3. Results and Discussion

This study aimed to design a simple approach to detect intact cells by using an electrochemical technique. The fabricated electrochemical sensor was characterized using CV measurements and all measurements were conducted in a 5 mM ([Fe(CN)₆]^3−/4−) redox couple and 100 mM KCl. CV is a powerful electrochemical method that is commonly used to monitor the changes in modified sensor surfaces. To confirm the functionalization of the developed sensor on the GO electrode, CV measurements were taken after each electrode modification step as follows: bare GO, GO/PANHS, GO/PANHS/Ab, and GO/PANHS/Ab/BSA electrodes. The current response decreased noticeably after each addition step taken on the electrode surface (Figure 2).

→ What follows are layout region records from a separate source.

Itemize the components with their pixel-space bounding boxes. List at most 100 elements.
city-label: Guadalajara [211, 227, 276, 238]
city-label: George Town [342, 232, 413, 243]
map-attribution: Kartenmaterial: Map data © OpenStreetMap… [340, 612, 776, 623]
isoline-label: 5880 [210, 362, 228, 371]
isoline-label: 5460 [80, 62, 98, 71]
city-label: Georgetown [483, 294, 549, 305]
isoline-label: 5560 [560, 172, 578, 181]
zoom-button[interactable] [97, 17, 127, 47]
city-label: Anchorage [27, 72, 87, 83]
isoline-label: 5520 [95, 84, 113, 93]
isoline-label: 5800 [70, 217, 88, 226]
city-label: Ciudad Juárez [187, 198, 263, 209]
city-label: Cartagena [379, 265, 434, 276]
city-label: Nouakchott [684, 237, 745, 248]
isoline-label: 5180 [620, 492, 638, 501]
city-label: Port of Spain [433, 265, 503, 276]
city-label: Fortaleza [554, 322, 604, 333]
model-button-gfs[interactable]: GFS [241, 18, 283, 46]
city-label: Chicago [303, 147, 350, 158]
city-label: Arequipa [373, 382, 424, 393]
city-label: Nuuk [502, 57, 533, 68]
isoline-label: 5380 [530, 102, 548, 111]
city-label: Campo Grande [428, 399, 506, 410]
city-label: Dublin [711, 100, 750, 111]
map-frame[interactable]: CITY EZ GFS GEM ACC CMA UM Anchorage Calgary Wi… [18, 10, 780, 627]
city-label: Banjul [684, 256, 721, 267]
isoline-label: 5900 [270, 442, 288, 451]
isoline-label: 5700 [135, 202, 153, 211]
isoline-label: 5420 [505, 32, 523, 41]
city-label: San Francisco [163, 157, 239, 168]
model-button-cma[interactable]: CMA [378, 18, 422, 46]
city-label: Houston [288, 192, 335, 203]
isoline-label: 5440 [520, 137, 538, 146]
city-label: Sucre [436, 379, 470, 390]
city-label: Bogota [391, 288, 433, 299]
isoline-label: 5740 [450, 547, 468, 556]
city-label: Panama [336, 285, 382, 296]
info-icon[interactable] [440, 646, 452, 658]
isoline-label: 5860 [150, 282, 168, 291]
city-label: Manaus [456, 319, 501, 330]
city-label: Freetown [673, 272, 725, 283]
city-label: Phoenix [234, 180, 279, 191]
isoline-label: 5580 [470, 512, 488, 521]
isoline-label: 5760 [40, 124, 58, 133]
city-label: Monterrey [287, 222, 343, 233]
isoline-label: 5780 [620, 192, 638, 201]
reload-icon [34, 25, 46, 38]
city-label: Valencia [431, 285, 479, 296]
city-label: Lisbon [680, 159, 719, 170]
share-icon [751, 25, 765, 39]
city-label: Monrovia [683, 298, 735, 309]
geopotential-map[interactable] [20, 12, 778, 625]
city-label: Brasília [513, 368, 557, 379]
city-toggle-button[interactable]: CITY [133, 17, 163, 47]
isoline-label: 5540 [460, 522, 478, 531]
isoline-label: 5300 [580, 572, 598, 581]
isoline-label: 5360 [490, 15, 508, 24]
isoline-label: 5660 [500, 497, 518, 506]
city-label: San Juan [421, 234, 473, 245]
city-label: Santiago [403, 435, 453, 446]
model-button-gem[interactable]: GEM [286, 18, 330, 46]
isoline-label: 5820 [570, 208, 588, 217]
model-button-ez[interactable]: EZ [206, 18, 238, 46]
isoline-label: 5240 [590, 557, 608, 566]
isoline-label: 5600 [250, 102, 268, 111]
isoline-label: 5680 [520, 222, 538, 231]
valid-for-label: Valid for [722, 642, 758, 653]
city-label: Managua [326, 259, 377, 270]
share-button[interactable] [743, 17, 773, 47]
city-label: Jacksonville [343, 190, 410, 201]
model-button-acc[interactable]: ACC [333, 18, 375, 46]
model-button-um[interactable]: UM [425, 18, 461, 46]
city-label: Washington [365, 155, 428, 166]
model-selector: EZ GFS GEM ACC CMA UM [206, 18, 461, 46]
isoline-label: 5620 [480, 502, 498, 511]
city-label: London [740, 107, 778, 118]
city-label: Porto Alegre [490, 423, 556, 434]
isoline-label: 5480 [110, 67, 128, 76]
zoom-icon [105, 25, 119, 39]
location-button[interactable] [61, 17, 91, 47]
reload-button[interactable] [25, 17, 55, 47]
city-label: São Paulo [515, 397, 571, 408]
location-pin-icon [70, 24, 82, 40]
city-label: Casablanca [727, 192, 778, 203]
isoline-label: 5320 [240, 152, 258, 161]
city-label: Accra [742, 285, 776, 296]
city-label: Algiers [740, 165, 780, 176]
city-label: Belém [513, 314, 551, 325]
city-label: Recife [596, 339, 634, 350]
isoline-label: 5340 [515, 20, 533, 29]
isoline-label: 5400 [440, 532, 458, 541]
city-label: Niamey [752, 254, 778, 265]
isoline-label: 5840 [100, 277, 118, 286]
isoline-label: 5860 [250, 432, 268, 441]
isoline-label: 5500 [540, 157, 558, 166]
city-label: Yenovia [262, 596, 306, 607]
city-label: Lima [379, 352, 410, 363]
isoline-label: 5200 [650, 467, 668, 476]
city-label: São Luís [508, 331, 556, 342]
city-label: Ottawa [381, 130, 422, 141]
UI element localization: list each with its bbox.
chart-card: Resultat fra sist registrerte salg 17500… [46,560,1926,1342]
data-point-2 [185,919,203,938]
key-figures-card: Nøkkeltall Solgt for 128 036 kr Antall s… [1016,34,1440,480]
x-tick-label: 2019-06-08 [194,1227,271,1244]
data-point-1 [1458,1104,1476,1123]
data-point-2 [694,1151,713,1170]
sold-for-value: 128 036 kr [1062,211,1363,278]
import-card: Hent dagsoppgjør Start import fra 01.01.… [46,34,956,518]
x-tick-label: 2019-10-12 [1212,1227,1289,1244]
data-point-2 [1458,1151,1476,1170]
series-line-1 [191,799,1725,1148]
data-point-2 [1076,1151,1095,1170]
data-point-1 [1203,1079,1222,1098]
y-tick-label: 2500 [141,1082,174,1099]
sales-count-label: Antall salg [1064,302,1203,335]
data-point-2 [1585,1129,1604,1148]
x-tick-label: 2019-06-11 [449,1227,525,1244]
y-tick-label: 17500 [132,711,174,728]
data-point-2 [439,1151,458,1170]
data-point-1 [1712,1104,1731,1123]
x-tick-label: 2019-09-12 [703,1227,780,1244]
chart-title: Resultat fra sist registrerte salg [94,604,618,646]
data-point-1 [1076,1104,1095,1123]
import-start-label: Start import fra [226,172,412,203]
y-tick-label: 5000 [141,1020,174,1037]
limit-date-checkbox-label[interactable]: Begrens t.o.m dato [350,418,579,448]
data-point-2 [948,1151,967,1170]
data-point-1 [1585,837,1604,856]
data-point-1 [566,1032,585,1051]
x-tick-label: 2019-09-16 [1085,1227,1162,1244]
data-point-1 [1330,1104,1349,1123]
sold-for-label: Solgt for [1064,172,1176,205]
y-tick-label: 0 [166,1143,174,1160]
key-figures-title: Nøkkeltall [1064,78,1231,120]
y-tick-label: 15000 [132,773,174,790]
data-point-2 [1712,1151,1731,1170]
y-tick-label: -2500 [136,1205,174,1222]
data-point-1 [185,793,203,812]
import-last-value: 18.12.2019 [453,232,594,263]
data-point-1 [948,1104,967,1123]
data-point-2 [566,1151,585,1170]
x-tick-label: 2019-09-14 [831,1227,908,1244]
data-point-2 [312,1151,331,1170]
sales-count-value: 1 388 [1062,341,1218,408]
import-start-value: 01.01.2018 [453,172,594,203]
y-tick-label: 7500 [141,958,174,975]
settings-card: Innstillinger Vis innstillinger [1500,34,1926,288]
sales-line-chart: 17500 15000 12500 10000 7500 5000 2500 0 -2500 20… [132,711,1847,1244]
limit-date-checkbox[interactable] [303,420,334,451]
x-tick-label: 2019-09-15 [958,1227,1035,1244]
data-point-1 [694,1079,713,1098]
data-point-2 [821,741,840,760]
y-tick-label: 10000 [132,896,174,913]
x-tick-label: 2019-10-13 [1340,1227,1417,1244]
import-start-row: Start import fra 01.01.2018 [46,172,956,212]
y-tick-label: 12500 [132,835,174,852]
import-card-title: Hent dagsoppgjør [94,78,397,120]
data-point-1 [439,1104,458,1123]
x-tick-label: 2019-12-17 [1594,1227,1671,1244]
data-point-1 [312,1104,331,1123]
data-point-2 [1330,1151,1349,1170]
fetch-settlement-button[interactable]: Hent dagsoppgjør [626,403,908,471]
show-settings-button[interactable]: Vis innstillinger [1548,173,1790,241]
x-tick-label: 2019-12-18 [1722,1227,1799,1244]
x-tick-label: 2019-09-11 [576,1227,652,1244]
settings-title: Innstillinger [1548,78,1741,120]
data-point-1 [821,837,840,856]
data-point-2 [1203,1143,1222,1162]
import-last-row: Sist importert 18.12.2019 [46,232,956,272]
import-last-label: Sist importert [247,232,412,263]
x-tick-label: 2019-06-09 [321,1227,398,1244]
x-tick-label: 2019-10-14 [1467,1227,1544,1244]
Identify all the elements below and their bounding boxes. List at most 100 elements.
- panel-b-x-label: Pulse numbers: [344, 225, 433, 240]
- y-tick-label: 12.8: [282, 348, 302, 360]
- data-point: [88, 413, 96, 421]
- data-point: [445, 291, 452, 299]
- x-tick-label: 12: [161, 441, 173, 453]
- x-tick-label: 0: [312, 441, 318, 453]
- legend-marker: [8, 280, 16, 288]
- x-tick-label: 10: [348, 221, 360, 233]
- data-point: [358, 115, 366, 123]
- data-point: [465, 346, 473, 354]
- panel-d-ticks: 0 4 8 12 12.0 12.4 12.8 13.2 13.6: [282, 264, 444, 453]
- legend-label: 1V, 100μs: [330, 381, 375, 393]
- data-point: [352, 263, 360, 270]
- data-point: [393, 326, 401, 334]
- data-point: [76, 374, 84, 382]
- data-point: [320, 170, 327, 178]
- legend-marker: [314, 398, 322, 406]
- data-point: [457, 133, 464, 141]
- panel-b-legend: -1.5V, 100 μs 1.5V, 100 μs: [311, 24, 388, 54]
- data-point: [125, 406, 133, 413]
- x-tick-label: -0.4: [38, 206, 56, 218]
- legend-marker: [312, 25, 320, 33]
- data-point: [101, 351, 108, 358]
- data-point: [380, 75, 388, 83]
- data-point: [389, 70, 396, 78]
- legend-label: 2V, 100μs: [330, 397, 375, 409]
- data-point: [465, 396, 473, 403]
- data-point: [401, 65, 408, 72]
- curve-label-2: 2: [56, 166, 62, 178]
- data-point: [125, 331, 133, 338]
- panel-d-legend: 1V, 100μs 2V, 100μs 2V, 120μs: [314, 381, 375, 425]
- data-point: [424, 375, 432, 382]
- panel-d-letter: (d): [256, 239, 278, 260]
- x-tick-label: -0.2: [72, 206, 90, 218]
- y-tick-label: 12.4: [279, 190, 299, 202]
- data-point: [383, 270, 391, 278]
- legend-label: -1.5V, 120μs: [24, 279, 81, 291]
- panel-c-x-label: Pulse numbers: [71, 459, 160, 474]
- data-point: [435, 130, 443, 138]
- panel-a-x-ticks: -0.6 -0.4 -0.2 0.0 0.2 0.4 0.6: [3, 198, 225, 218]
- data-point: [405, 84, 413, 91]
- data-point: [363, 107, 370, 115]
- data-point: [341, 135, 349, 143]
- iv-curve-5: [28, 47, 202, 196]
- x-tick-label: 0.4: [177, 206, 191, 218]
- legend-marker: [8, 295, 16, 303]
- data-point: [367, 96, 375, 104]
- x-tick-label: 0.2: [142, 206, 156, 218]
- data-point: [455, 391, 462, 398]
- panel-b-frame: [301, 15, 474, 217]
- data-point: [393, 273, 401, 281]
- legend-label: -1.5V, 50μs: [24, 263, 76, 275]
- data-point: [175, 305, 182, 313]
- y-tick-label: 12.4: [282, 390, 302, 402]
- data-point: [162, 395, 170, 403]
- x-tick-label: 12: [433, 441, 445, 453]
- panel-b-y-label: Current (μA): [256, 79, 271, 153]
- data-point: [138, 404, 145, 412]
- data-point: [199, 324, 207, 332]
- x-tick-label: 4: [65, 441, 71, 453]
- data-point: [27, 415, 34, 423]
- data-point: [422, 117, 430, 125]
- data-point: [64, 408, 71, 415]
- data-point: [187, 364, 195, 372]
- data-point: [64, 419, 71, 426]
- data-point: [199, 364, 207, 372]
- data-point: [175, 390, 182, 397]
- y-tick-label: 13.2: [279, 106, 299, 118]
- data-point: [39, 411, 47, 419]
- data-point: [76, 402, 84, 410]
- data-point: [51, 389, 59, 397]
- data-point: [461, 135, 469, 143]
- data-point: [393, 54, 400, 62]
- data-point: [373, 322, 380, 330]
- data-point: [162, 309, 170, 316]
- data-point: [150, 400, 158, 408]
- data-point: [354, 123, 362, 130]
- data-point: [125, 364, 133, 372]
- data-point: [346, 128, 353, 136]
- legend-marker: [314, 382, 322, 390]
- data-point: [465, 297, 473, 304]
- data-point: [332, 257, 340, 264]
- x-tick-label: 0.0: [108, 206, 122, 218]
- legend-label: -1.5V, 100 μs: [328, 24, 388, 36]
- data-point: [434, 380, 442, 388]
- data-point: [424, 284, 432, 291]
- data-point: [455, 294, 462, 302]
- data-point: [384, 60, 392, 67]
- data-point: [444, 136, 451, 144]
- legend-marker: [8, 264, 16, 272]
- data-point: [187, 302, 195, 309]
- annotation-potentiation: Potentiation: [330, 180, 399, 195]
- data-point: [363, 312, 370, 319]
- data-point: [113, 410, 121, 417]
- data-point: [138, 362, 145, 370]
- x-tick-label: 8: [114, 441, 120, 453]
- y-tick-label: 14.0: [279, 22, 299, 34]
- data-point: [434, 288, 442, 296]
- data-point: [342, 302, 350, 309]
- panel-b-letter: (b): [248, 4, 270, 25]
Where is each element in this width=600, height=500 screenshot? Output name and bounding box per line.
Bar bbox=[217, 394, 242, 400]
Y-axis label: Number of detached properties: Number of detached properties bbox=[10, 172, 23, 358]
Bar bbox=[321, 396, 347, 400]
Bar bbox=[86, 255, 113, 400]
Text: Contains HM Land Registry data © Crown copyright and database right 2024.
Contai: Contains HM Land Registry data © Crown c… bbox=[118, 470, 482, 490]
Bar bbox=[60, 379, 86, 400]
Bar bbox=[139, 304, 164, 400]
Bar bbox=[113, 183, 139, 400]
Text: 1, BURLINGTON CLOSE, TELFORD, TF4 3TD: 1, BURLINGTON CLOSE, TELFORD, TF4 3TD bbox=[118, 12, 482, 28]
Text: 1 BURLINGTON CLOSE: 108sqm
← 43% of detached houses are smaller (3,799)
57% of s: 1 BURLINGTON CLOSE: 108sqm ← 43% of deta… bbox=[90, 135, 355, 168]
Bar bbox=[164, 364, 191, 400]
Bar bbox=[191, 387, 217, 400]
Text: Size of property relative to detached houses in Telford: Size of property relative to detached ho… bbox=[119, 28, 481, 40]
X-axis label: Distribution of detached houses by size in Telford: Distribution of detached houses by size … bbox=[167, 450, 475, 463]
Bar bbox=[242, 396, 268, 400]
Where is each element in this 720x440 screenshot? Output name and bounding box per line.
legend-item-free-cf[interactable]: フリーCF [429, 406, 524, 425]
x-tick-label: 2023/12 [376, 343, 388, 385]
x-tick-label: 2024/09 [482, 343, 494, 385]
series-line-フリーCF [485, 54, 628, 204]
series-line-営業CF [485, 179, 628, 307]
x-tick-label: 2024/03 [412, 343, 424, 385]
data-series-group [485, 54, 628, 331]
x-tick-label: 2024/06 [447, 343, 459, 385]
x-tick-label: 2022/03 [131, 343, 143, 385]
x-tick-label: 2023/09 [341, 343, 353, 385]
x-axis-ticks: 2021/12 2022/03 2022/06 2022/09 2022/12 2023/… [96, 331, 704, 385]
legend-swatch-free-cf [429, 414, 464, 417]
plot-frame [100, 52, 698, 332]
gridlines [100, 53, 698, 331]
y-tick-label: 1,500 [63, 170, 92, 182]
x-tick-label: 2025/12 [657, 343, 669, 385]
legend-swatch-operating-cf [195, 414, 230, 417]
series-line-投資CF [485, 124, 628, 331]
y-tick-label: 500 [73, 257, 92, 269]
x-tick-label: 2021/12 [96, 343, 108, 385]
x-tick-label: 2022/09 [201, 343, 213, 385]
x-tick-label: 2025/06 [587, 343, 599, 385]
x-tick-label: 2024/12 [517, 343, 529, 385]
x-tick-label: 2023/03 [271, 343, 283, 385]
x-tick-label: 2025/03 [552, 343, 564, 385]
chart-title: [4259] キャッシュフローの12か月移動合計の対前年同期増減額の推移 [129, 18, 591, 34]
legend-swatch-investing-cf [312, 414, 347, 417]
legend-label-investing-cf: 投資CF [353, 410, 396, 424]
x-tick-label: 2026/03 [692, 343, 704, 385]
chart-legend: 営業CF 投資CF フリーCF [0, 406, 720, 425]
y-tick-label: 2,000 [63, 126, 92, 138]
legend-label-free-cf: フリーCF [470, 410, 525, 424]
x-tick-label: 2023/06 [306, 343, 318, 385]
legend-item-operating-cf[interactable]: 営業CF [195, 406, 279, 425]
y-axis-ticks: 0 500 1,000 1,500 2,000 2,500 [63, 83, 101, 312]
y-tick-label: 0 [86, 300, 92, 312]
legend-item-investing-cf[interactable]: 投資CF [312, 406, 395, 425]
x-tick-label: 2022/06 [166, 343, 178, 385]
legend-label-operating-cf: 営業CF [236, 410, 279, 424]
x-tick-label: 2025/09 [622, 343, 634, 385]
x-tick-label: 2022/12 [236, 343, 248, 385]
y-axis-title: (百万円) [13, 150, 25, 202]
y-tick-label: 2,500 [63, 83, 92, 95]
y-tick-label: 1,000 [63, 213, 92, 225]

The bare GO surface showed the highest peak current due to a small resistance in the electron transfer. The noticeable change in the peak current for GO/PANHS compared to that in the bare GO electrode shows the formation of an additional layer. The further reduction in the CV current peaks for GO/PANHS/Ab and GO/PANHS/Ab/BSA indicate the immobilization of the antibodies and the steric hindrance of BSA molecules in the electron transfer, respectively, which attributed to the decrease in electron transportation during oxidation and reduction reactions. These changes in the electron transfer rate reflect the successful fabrication of the sensing platform. Subsequently, a suspension of HepG2 cells was added to the fabricated sensor at different cell densities, and CV measurements were conducted in the presence of cancer cells. The ability of the developed biosensor to capture cancer cells due to the specific antigen–antibody interaction was verified by the CV spectra. When the cell suspension was added to the functionalized electrode, the peak current decreased relative to the initial value measured in the absence of cells. The cyclic voltammograms of the blank test (no cells) and those with cells are presented in Figure 2. The peak current consistently decreased as the number of captured cells increased. The HepG2 cancer cell line can be identified by several cell surface markers such as OV6. Further, using the chamber reservoir offers a continuous-flow system that improves the capturing efficiency by allowing the continuous exposure of the cells to the functionalized sensor. Cell injection resulted in the generation of well-defined cyclic voltammograms at different cell numbers. The voltammograms show peak shifts corresponding to increasing cell numbers because captured cells blocked the direct access of the ions to the electrode surface.

4. Conclusions

This work offers a simple platform for diagnostic purposes that enables the use of disposable screen-printed electrodes and a chamber reservoir for the continuous exposure of cancer cells to the fabricated electrode. The developed GO-modified electrochemical sensor was efficient in capturing hepatic cells via recognition of the OV6 marker that was highly expressed on the cancer cell surface. The obtained results present the viability of this potentially low-cost, effective, and reliable biosensor for cell detection. This electrochemical platform could be further modified with other biomarkers to detect other types of cancer and may be useful for point-of-care diagnostics.